D) Ireland's 12.5% corporate tax rate does, obviously, help in any number of ways. And US companies will obviously threaten to leave whenever raising that rate is suggested. Luckily, US Companies cannot fund political campaigns or pump up the government with anonymous money so their mouthing is largely restricted to what ordinary citizens are capable of. In this particular case though, both US companies and Irish citizens are both overwhelmingly in favour of the 12.5% rate being preserved infinitely. Ireland will veto any attempt by the EU to introduce a common corporate taxation base.


RE: Great
By GotThumbs on 1/25/2013 9:00:39 AM , Rating: 2
Thank you.

You post was informative and I think it helped to squash some misperceptions.

While the Web is global, some people appear to have never traveled outside their town/city and have a very limited reality of life beyond their own countries boarders.

Best wishes and Cheers!


RE: Great
By Jeffk464 on 1/25/2013 4:15:25 PM , Rating: 1
What are you talking about I spent 1 to 2 hours in an Irish airport. I'm almost an expert.


RE: Great
By maugrimtr on 1/28/2013 11:04:10 AM , Rating: 2
You're definitely an expert in something. Could you PLEASE assist Ireland in designing a new airport? ;)


RE: Great
By euclidean on 1/25/2013 9:26:00 AM , Rating: 2
Nice post. The company I work for just acquired another that was incorporated in Ireland. So they took that opportunity to re-incorporate the new, entire organization in Ireland as well.
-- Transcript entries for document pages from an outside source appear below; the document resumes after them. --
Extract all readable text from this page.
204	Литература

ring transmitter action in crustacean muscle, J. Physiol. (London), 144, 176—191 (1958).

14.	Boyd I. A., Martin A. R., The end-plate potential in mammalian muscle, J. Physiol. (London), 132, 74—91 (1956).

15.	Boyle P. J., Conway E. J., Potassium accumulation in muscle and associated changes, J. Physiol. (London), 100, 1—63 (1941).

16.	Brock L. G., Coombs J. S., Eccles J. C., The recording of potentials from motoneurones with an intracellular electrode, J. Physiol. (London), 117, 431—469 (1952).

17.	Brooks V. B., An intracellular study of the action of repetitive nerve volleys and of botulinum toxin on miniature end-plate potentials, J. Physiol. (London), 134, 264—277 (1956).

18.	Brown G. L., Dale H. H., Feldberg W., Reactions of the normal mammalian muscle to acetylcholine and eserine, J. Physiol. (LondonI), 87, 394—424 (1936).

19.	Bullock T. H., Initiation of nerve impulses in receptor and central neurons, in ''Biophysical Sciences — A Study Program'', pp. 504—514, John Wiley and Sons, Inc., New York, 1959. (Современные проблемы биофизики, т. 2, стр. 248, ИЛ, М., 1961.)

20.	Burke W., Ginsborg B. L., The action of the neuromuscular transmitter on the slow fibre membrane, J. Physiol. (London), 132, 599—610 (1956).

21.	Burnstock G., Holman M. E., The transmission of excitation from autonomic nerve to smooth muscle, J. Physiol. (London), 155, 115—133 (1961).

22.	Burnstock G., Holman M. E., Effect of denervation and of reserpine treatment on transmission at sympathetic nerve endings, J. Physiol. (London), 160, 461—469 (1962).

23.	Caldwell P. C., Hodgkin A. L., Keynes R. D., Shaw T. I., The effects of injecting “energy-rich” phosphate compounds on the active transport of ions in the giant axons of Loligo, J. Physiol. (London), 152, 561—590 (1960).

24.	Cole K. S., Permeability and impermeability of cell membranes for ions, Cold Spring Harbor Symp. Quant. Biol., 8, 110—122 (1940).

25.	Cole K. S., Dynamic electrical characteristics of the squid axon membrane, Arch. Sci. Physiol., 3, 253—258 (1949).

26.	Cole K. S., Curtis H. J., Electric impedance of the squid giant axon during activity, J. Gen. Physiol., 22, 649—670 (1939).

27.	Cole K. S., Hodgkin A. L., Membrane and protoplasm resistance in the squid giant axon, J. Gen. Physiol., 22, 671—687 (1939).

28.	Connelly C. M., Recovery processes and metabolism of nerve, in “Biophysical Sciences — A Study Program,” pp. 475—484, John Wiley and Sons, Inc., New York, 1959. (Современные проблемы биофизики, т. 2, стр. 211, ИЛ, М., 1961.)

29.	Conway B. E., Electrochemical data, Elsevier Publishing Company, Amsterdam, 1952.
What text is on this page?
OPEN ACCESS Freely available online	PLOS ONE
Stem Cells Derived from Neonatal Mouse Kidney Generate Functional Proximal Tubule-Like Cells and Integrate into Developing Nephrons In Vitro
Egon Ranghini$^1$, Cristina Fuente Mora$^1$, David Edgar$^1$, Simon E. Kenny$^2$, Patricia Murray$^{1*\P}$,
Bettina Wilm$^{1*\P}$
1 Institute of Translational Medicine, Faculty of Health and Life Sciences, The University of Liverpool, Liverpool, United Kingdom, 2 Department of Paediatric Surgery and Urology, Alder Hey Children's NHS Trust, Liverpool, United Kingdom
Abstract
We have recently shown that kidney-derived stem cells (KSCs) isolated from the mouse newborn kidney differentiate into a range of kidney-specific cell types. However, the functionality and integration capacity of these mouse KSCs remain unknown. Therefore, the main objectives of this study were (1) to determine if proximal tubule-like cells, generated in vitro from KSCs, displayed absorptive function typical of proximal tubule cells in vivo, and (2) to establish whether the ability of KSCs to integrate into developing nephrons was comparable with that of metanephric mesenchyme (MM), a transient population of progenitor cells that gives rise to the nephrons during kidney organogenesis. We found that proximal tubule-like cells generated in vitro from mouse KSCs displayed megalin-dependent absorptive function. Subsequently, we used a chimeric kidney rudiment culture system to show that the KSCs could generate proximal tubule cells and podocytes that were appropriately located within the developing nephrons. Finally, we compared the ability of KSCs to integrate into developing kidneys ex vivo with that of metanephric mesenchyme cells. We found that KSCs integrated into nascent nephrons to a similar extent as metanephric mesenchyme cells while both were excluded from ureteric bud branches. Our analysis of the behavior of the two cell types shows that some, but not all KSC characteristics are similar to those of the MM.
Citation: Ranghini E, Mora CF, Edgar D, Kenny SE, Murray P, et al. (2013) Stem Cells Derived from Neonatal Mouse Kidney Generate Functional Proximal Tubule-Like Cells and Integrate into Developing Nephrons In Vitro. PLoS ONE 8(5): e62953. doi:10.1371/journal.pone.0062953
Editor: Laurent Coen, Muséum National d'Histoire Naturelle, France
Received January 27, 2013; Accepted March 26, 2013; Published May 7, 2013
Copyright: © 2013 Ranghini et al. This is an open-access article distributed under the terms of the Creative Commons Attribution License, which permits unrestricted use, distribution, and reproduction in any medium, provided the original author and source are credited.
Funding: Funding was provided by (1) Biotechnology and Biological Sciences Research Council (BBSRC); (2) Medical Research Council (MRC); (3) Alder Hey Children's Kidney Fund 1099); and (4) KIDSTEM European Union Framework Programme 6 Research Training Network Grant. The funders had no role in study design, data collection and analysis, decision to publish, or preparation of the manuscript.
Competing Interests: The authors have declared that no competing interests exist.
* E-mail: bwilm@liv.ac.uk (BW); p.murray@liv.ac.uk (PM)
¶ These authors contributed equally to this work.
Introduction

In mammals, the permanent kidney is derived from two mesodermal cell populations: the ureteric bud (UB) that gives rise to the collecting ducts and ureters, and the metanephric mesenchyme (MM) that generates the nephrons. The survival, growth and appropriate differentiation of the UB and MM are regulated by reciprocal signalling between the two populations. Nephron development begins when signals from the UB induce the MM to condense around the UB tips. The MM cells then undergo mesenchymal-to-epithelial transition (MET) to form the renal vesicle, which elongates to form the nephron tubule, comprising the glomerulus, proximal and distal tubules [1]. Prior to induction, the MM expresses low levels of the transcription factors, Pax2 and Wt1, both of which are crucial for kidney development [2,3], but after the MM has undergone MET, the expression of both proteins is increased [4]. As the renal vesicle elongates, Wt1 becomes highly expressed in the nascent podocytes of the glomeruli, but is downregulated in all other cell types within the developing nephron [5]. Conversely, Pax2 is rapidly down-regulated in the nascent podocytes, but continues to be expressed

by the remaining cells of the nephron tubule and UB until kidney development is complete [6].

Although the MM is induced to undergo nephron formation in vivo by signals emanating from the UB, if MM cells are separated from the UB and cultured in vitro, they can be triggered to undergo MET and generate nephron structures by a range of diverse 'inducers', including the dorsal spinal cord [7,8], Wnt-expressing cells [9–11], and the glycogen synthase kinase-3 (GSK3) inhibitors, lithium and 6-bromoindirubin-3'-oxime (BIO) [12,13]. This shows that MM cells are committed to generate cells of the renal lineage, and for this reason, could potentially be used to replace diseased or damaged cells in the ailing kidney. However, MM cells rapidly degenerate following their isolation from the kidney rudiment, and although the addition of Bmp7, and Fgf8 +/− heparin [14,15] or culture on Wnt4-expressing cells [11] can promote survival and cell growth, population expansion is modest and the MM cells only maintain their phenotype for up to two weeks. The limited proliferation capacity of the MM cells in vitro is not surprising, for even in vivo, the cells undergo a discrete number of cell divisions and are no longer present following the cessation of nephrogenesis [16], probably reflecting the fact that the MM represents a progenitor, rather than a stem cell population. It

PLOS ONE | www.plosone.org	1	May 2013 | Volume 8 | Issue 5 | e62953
One of the reasons: "...we will benefit from significant global cash management and associated financial benefits available to an Irish company."

So yes, I can only see more and more companies looking at ways to move their incorporation into Ireland...


RE: Great
By Penti on 1/26/2013 8:19:59 PM , Rating: 2
Intel sales obviously isn't run through Ireland and all the testing, package and finishing is done in Costa Rica and Malaysia. The taxes are obviously why some companies has their European sales going through Ireland but Intel doesn't. It's also their low taxes that made Ireland so vulnerable in recent years. Though education and strong academic connections is why you keep advanced fabs in an area. It's why we have semiconductor fabrication in New York, Texas, Oregon, Dresden and so on. As well as design centers in those areas. It's not an investment you just move to another place. It is really hard to invest billions in an region that doesn't have the resources and infrastructure to support your operations. At least you need a large university specialized in the field and a few partner companies in the area around you. A FTZ usually isn't a great fit even in highly educated nations that has the skills in your field.

Though corporate taxes generally doesn't matter when it comes to large or large public companies as they will simply move profits around so they won't be taxed while still having huge profits and paying out dividend. Many companies in countries with 25-30% corp tax will pay less real tax on their profits then companies following the rules in Ireland. Though corp tax is generally not a big earner for their governments any how. Financial companies and shell companies running for sales through is usually a better fit for countries like Luxembourg and Liechtenstein.